Friday, July 30, 2010

the disappearing gallery

French artist Etienne Chambaud, along with a team of architects/engineers, have reinvigorated my interest in site-specific artwork. Their installation On Hospitality, now on view at Galeria LABOR, is married to the architecture of the gallery and reveals itself in stages. As you enter the primary exhibition space, you are confronted with a mobile of steel poles hanging from a single cable loop at the apex of the ceiling.

But it isn't mobile at all, as the cables from the lowest hanging poles plunge straight into the concrete floor, anchoring the piece.

Aside from feeling a Richard Serra-like danger as I climbed through the space, I had some big questions that needed answering.

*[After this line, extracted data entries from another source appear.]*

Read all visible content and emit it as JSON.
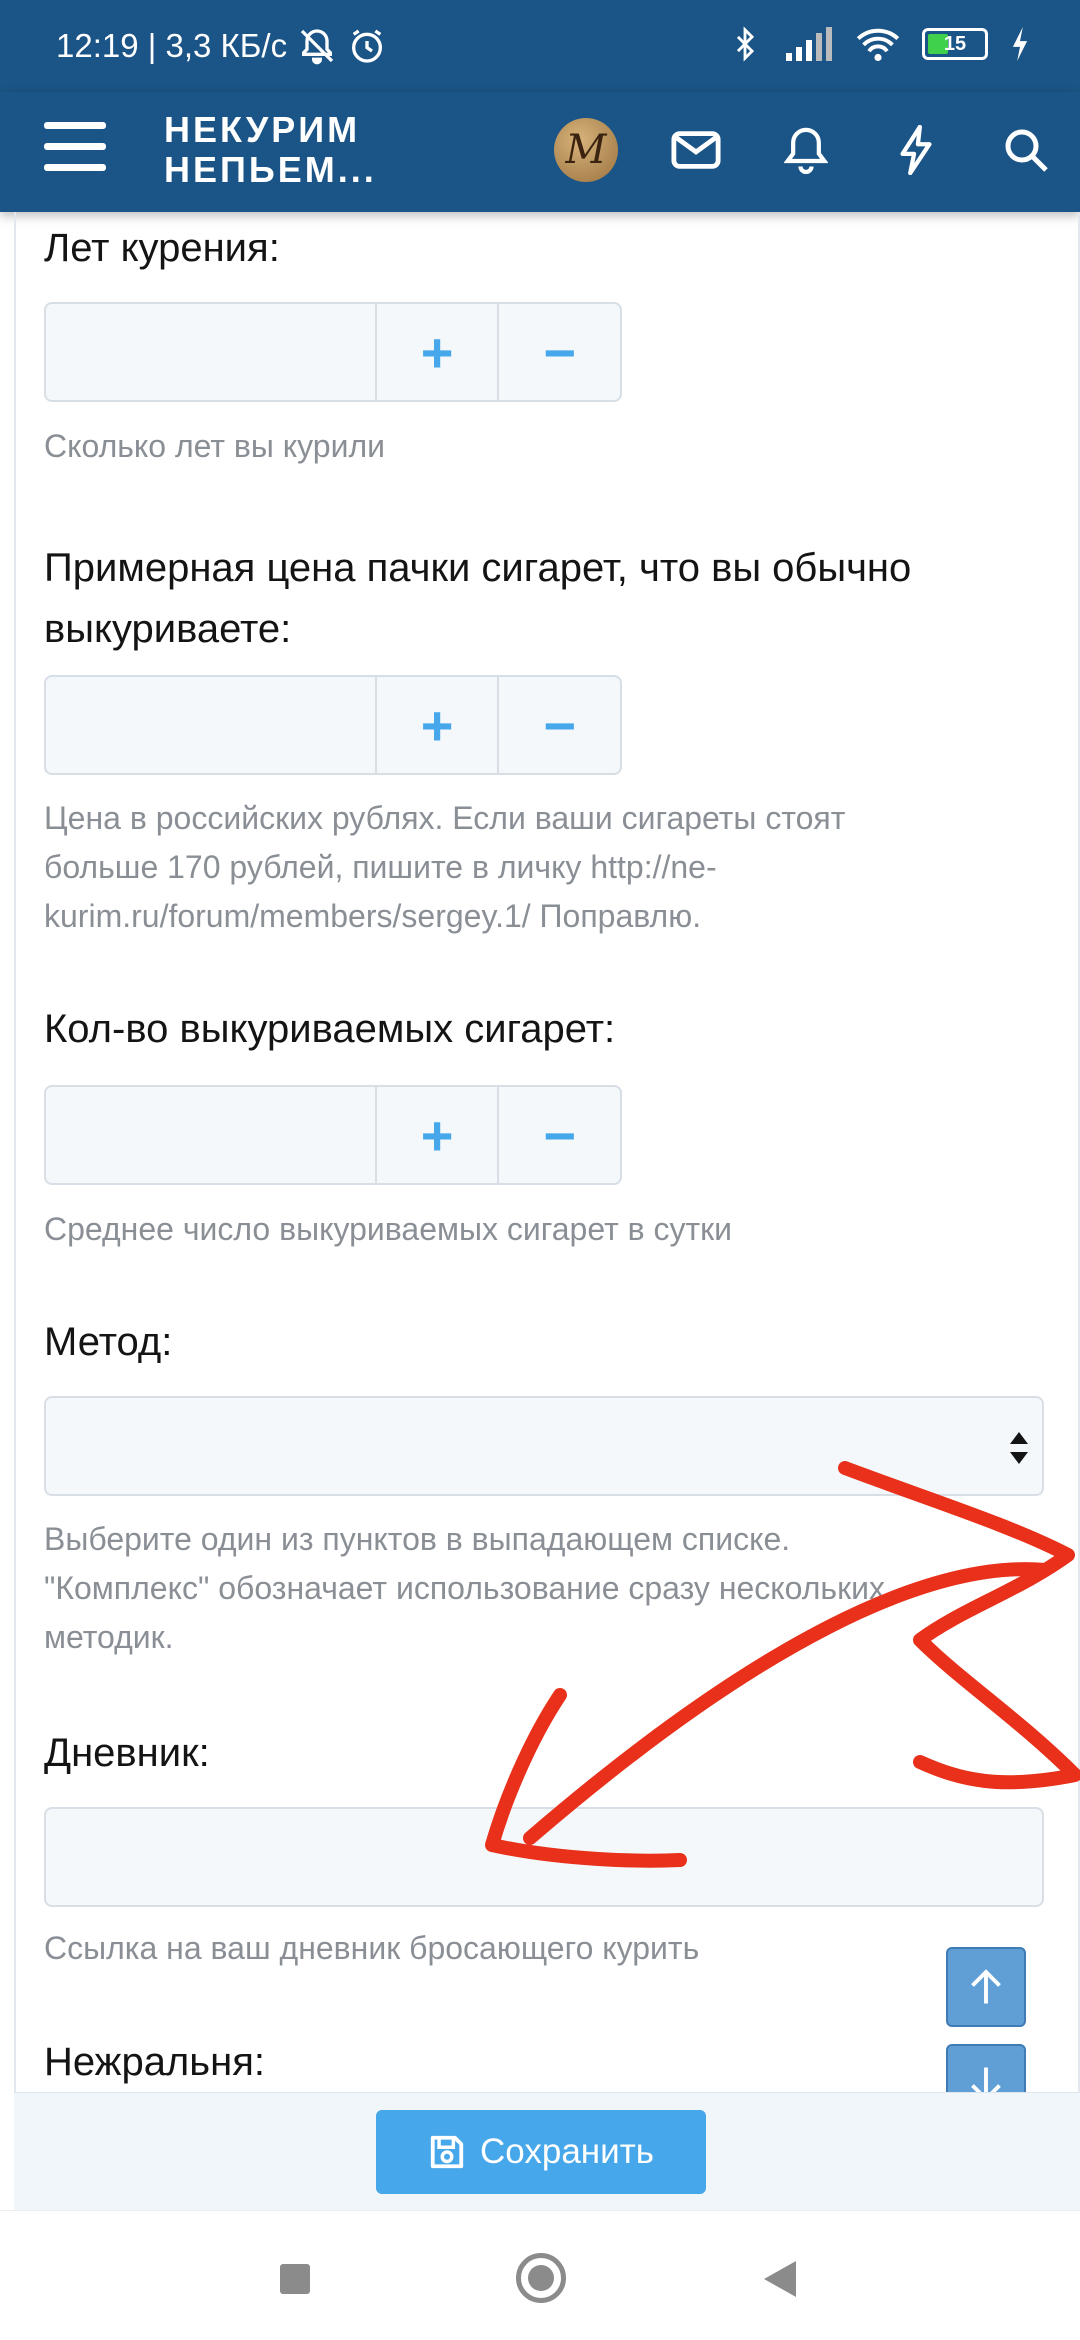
{
  "status_bar": {
    "time_speed": "12:19 | 3,3 КБ/с",
    "battery": "15"
  },
  "header": {
    "brand_line1": "НЕКУРИМ",
    "brand_line2": "НЕПЬЕМ..."
  },
  "form": {
    "years": {
      "label": "Лет курения:",
      "hint": "Сколько лет вы курили"
    },
    "price": {
      "label_line1": "Примерная цена пачки сигарет, что вы обычно",
      "label_line2": "выкуриваете:",
      "hint_line1": "Цена в российских рублях. Если ваши сигареты стоят",
      "hint_line2": "больше 170 рублей, пишите в личку http://ne-",
      "hint_line3": "kurim.ru/forum/members/sergey.1/ Поправлю."
    },
    "count": {
      "label": "Кол-во выкуриваемых сигарет:",
      "hint": "Среднее число выкуриваемых сигарет в сутки"
    },
    "method": {
      "label": "Метод:",
      "hint_line1": "Выберите один из пунктов в выпадающем списке.",
      "hint_line2": "\"Комплекс\" обозначает использование сразу нескольких",
      "hint_line3": "методик."
    },
    "diary": {
      "label": "Дневник:",
      "hint": "Ссылка на ваш дневник бросающего курить"
    },
    "next": {
      "label": "Нежральня:"
    },
    "plus": "+",
    "minus": "−"
  },
  "actions": {
    "save_label": "Сохранить"
  },
  "colors": {
    "header_bg": "#1b5486",
    "accent": "#47a7eb",
    "annotation": "#e8301a"
  },
  "icons": [
    "menu-icon",
    "avatar",
    "mail-icon",
    "bell-icon",
    "lightning-icon",
    "search-icon",
    "save-icon",
    "arrow-up-icon",
    "arrow-down-icon"
  ]
}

How is it possible that this rinky-dink tin roof can support the weight of these poles? I also couldn't help but wonder where the cables led to in the floor. Something about the stillness and incredible tension between these perpendicular lines gave the illusion that perhaps the piece was supported from below? Impossible.

I noticed people heading into a secondary gallery space in the basement. It was pitch black, and my eyes were adjusting slowly. Luckily, I was able to make out the large boulder hanging inches in front of my face before it could knock me out.

One question answered: the cables go through the floor, into the basement, with a boulder attached to each one. This revelation fills out the image of a mobile and also adds so much more weight to it. I'm still mystified as to how the whole thing is supported...

At the far end of the room is a rear-projected 16mm film loop showing still shots of a desert landscape in black and white. In addition to providing a much needed light-source, the film has a way of mimicking the sculpture. The medium of film in general offers the illusion of motion, but the artist chose only to represent stillness -perhaps mirroring how the giant mobile is denied its ability to move. I also admired the choice of a hidden projector. This show seems to be about revealing part of the story at a time.

Leaving the gallery, I felt mostly satisfied with what I had experienced but still had one lingering concern...

Wow. There's a 4-story, heavy-duty crane holding it all up. This single, monumental sculpture is experienced only as a three part narrative (in any order, really), and I now can complete the mobile image in my mind. I love how the gallery building itself becomes irrelevant to the internal structure of the piece, but instead, serves as a vehicle to guide our experience and understanding of it. The art object and the gallery space depend on eachother but are barely touching.

On Hospitality
Etienne Chambaud
Galeria LABOR, col. Roma



Verdolagas, squash flower, cabbage, chayote, grapefruit, avocado, mint, olive oil and grapefruit juice.


Friday, July 16, 2010

Monday, July 12, 2010

Color Match


savory cabbage pancake

Recently when I was craving snackfood and it seemed like there was nothing to make in the house, I thought of okonomiyaki, a savory Japanese pancake that our friend Ken-ichi makes. I made a batter with whole wheat flour, water, egg, salt, pepper, and anise seed. I then mixed in lots of chopped cabbage, parsley, and onion till the mixture looked more like cole slaw or a salad dressed with cake batter. I poured a large amount into an oiled skillet and browned the cake on both sides. It's served with a pool of crema, olive oil, and a spinkle of pimenton.


Friday, July 9, 2010

Biblioteca Vasconcelos

Kenny and I went on a field trip recently to the new Biblioteca Vasconcelos designed by Mexican architect Alberto Kalach. It's now the city's largest public library, but the building alone has become a national landmark.

The general shape of the library is simple -a long and narrow corridor, but some innovative choices in the design make for a stimulating experience. For example, the gentle pyramidal silhouette gives the building a sense of weight, and the outer shell of thin slanted shades gives the impression of solidity. This "first glance" gets flipped on its head when you walk inside...

Surprise! All of the bookshelves are floating, and the outer walls have all but vanished. The sense of weightlessness and light flooding in from all sides in this endless tunnel of books is dizzying. It felt like something out of a Harry Potter movie.

The bookshelves are suspended in the space by steel supports from the walls and ceiling.

Just like how your perception of the building changes dramatically as you walk inside, it continues to evolve as you explore the different levels. What appears as a dense and busy cluster of shelves busting out from across the way

disappears as you walk past.

The floors are made of frosted glass tiles (which further enhance the effects of light and transparency).

One of the best surprises was going to the bathroom. No fluorescent-light dungeons here. The glass panels allow air to pass through, so it's like you're peeing outside. And what a great way to deal with ventilation.

The surrounding landscape design integrates seamlessly with the architecture and offers just as many unexpected twists.

This grand entrance doubles as a hike.